Il suo libro rientra con grande merito nella tradizione della letteratura di guerra. Quali autori
hanno influenzato la sua scrittura?
Dal punto di vista di un irlandese ci sono ambiguità e contraddizioni nell’idea stessa di letteratura di guerra:
quale guerra, quale tradizione, quale letteratura? Mi è sembrato necessario raccontare la storia dei soldati irlandesi e, per quanto è possibile, farlo con la loro voce. È il libro di Willie Dunne e di altri ragazzi.
Sicuramente mi hanno influenzato Crane e Hemingway. Sono sempre stato affascinato dal ritmo della scrittura
di Hemingway, la sua prosa è così moderna, così immediata. Il segno rosso del coraggio di Crane è un libro che
canta. Ho tenuto nella mia macchina come un talismano (questi sono gli azzardi dello scrittore superstizioso…)
Niente di nuovo sul fronte occidentale, un libro perfetto.
Lei è molto sensibile alla musicalità del linguaggio e del ritmo nei discorsi. Pensa che il modo in cui
una cultura usa il linguaggio influenzi anche il modo in cui la gente pensa, percepisce e agisce?
Sì, lo penso. In una società povera come un tempo è stata l’Irlanda, tutto può crollare e diventare debole. Ma
da noi la ricchezza si rifugiava nella lingua, come se fosse stata oro setacciato dal fiume della povertà e della cattiva sorte storica. Il linguaggio che ci è stato trasmesso è una ricca eredità, sebbene venga da un’epoca povera.
Come la lingua, la musica era spesso fatta di cose semplici: cucchiai, pelli tese sui telai, voci, ossa, piedi che tengono il tempo. C’è qualcosa di tutto questo nell’inglese d’Irlanda. È stato spesso notato dai soldati di altre nazionalità quanto i soldati irlandesi fossero allegri, forse non intendendo appieno che l’imperativo irlandese di lasciar correre la lingua era per loro una responsabilità. Una forma di coraggio. Per dare coraggio. Molti soldati
irlandesi non furono mai così ben nutriti e in forma come dopo cinque mesi di addestramento militare, perché
venivano da posti in cui cibo e medicine erano scarsi, ma si portarono dietro il loro linguaggio come una ricchezza segreta, una vera fonte di benessere. Avrebbero potuto fare a meno di cibo decente, ma mai del loro
gergo e del loro modo di canzonarsi. Questa è la ragione, secondo me, per cui far passare sotto silenzio un episodio come questo della storia irlandese è un’aggressione a una possibile verità perduta e a quella sorta di rifugio che è per noi la lingua.
I passi del libro in cui si parla della ribellione e della reazione confusa e divisa che provocò tra i
soldati possono far pensare alla guerra del Vietnam. È una scelta voluta?

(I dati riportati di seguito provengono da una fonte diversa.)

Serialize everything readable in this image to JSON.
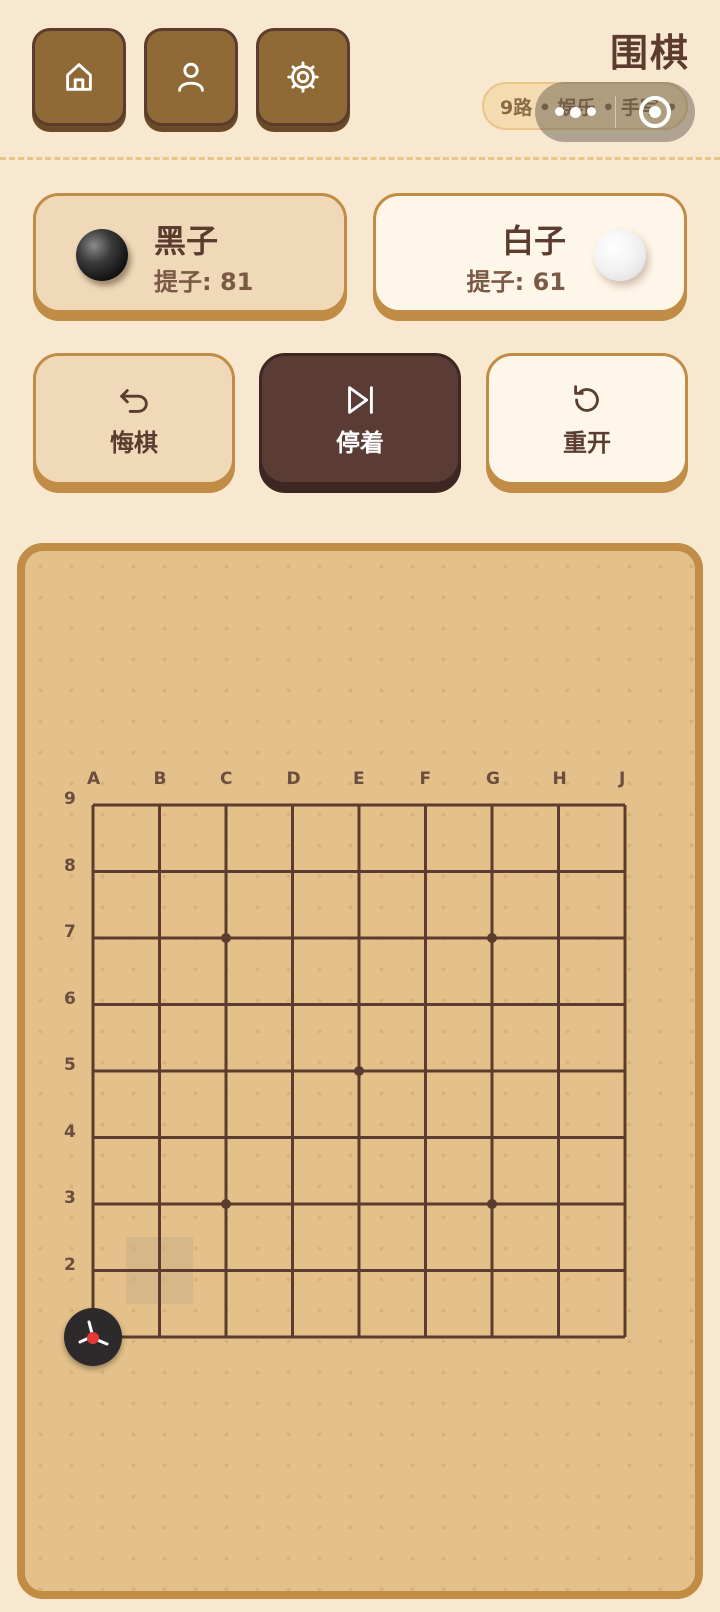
{
  "header": {
    "title": "围棋",
    "mode_label": "9路 • 娱乐 • 手写 •",
    "nav": [
      {
        "name": "home",
        "icon": "home-icon"
      },
      {
        "name": "profile",
        "icon": "user-icon"
      },
      {
        "name": "settings",
        "icon": "gear-icon"
      }
    ]
  },
  "players": {
    "black": {
      "name": "黑子",
      "captures_label": "提子: 81"
    },
    "white": {
      "name": "白子",
      "captures_label": "提子: 61"
    }
  },
  "actions": {
    "undo_label": "悔棋",
    "pass_label": "停着",
    "reset_label": "重开"
  },
  "board": {
    "size": 9,
    "columns": [
      "A",
      "B",
      "C",
      "D",
      "E",
      "F",
      "G",
      "H",
      "J"
    ],
    "rows": [
      "9",
      "8",
      "7",
      "6",
      "5",
      "4",
      "3",
      "2"
    ],
    "star_points": [
      "C7",
      "G7",
      "E5",
      "C3",
      "G3"
    ],
    "highlighted_point": "B2",
    "colors": {
      "line": "#5b3c2f",
      "board": "#e4c18a",
      "frame": "#c18c45"
    }
  }
}
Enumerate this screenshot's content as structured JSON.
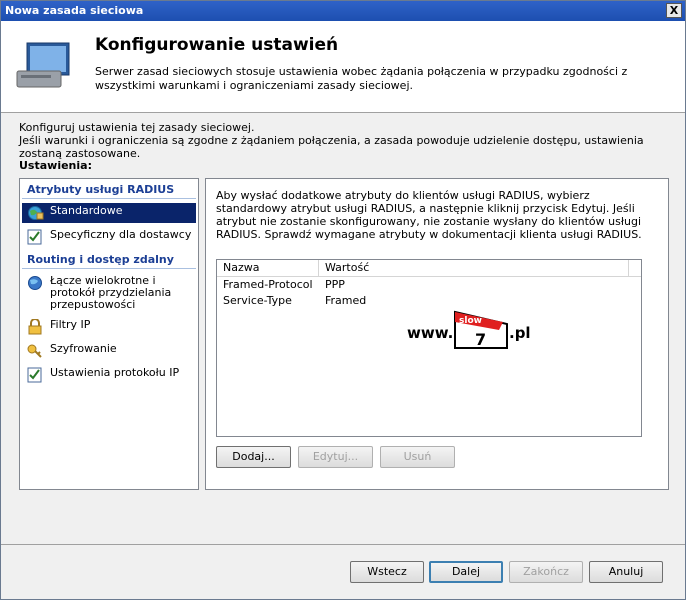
{
  "window": {
    "title": "Nowa zasada sieciowa",
    "close_label": "X"
  },
  "header": {
    "title": "Konfigurowanie ustawień",
    "description": "Serwer zasad sieciowych stosuje ustawienia wobec żądania połączenia w przypadku zgodności z wszystkimi warunkami i ograniczeniami zasady sieciowej."
  },
  "intro": {
    "line1": "Konfiguruj ustawienia tej zasady sieciowej.",
    "line2": "Jeśli warunki i ograniczenia są zgodne z żądaniem połączenia, a zasada powoduje udzielenie dostępu, ustawienia zostaną zastosowane."
  },
  "settings_label": "Ustawienia:",
  "nav": {
    "group1": "Atrybuty usługi RADIUS",
    "group1_items": [
      {
        "label": "Standardowe",
        "icon": "globe-icon",
        "selected": true
      },
      {
        "label": "Specyficzny dla dostawcy",
        "icon": "checklist-icon",
        "selected": false
      }
    ],
    "group2": "Routing i dostęp zdalny",
    "group2_items": [
      {
        "label": "Łącze wielokrotne i protokół przydzielania przepustowości",
        "icon": "globe-icon"
      },
      {
        "label": "Filtry IP",
        "icon": "lock-icon"
      },
      {
        "label": "Szyfrowanie",
        "icon": "key-icon"
      },
      {
        "label": "Ustawienia protokołu IP",
        "icon": "checklist-icon"
      }
    ]
  },
  "details": {
    "description": "Aby wysłać dodatkowe atrybuty do klientów usługi RADIUS, wybierz standardowy atrybut usługi RADIUS, a następnie kliknij przycisk Edytuj. Jeśli atrybut nie zostanie skonfigurowany, nie zostanie wysłany do klientów usługi RADIUS. Sprawdź wymagane atrybuty w dokumentacji klienta usługi RADIUS.",
    "columns": {
      "name": "Nazwa",
      "value": "Wartość"
    },
    "rows": [
      {
        "name": "Framed-Protocol",
        "value": "PPP"
      },
      {
        "name": "Service-Type",
        "value": "Framed"
      }
    ],
    "buttons": {
      "add": "Dodaj...",
      "edit": "Edytuj...",
      "remove": "Usuń"
    }
  },
  "watermark": {
    "prefix": "www.",
    "top": "slow",
    "number": "7",
    "suffix": ".pl"
  },
  "footer": {
    "back": "Wstecz",
    "next": "Dalej",
    "finish": "Zakończ",
    "cancel": "Anuluj"
  }
}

Nel 1973, a diciassette anni, attraversai l’America in autostop.Vidi molti veterani agli angoli delle strade. Mi chiedo spesso che cosa ne sia stato di loro. Sapevo della grande protesta contro la guerra, anzi, faceva parte della
nostra cultura giovanile in Irlanda. Ma dopo la Prima guerra mondiale c’erano centinaia e centinaia di uomini
sotto i ponti di Londra. Non ci fu nessuna casa per gli eroi. In Irlanda gli ex soldati venivano spesso evitati, a
volte uccisi, molti furono rinchiusi in prigione. Ho portato con me queste visioni di uomini che erano tornati
dal Vietnam, che avevano dato tutto quello che avevano, la loro gioventù, e avevano fatto ritorno in un Paese
cambiato, che non aveva intenzione di onorarli, e spesso neppure di vederli.
Da un’intervista a Sebastian Barry, www.us.penguingroup.com.